IDXChannel – Saham-saham emiten produsen minyak dan gas (migas) cenderung berbeda arah pada perdagangan Kamis (31/7/2025) di tengah kenaikan harga komoditas energi di pasar global dalam beberapa hari terakhir.
Menurut data Bursa Efek Indonesia (BEI), pukul 10.00 WIB, saham PT Raharja Energi Cepu Tbk (RATU) meningkat 3,01 persen dan induknya, PT Rukun Raharja Tbk (RAJA) terapresiasi 3,16 persen.

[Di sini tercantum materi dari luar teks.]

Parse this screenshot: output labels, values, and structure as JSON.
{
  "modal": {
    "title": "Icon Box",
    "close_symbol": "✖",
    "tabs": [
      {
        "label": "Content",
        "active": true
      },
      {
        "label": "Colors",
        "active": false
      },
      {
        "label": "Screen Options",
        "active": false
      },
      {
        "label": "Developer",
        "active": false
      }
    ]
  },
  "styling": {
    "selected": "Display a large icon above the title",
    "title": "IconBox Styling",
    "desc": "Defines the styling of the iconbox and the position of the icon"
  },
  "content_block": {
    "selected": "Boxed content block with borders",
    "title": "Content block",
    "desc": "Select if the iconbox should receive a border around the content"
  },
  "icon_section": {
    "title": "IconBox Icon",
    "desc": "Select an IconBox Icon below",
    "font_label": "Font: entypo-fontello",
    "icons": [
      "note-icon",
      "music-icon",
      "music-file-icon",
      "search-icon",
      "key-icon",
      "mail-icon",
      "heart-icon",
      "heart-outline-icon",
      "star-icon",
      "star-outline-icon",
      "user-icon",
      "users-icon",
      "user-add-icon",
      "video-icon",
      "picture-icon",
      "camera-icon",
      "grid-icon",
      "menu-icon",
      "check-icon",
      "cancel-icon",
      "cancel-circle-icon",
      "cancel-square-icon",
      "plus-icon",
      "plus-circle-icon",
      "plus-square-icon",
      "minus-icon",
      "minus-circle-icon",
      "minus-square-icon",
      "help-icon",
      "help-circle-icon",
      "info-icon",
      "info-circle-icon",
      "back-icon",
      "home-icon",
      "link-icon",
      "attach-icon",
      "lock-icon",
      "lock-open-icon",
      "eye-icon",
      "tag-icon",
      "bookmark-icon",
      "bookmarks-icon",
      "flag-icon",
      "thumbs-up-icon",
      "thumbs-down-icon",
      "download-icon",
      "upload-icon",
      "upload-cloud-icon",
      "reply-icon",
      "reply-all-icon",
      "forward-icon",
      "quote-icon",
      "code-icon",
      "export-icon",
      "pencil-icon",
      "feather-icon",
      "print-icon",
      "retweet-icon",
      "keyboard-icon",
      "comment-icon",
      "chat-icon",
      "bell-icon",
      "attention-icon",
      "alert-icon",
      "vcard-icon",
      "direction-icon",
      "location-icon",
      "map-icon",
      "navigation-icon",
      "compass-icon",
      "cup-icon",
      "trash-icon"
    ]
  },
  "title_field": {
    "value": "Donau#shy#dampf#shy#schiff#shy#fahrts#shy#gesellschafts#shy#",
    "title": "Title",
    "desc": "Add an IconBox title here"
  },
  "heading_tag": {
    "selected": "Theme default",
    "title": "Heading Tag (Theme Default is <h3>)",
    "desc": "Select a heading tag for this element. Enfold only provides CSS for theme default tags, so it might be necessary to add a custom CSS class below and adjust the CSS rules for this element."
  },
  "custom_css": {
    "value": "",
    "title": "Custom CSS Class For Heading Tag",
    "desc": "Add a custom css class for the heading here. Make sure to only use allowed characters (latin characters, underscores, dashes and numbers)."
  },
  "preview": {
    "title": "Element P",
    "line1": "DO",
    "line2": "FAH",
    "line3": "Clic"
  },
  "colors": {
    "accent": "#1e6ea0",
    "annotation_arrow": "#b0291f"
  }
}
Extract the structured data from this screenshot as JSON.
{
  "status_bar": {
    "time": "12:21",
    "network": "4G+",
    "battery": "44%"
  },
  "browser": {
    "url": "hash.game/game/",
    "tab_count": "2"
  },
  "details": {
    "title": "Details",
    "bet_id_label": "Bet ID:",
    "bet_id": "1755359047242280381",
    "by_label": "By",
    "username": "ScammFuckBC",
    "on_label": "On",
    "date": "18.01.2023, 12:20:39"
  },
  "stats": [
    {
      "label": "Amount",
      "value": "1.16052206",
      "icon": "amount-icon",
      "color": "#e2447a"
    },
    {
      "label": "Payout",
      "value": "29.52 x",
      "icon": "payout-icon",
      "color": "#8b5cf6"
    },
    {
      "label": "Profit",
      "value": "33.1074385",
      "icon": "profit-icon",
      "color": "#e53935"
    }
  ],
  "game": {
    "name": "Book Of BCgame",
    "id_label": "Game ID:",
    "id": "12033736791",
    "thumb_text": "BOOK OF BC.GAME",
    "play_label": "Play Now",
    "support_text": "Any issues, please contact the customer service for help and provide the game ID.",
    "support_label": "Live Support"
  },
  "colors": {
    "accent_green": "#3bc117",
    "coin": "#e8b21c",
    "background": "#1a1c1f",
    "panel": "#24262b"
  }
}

Serupa, saham PT Radiant Utama Interinsco Tbk (RUIS) tumbuh 1,67 persen, PT AKR Corporindo Tbk (AKRA) naik 0,75 persen dan PT Energi Mega Persada Tbk (ENRG) terkerek 0,85 persen.
Berbeda, ELSA minus 0,81 persen, APEX turun 0,75 persen, dan MEDC berkurang 0,75 persen.
Harga minyak ditutup naik 1 persen pada Rabu (31/7/2025), seiring investor menyoroti tenggat waktu yang diperketat oleh Presiden Amerika Serikat (AS) Donald Trump bagi Rusia untuk mengakhiri perang di Ukraina, serta ancaman tarif terhadap negara-negara yang berdagang minyak dengan Rusia.
Kontrak berjangka (futures) minyak Brent untuk pengiriman September—yang akan berakhir pada Kamis—ditutup meningkat 1,01 persen ke level USD73,24 per barel. Sementara minyak mentah West Texas Intermediate (WTI) AS menguat 1,14 persen ke USD70 per barel.
Dengan ini, harga minyak sudah menguat tiga hari berturut-turut.
Kenaikan ini terjadi meski investor cenderung mengabaikan data persediaan minyak dan bahan bakar AS yang bercampur.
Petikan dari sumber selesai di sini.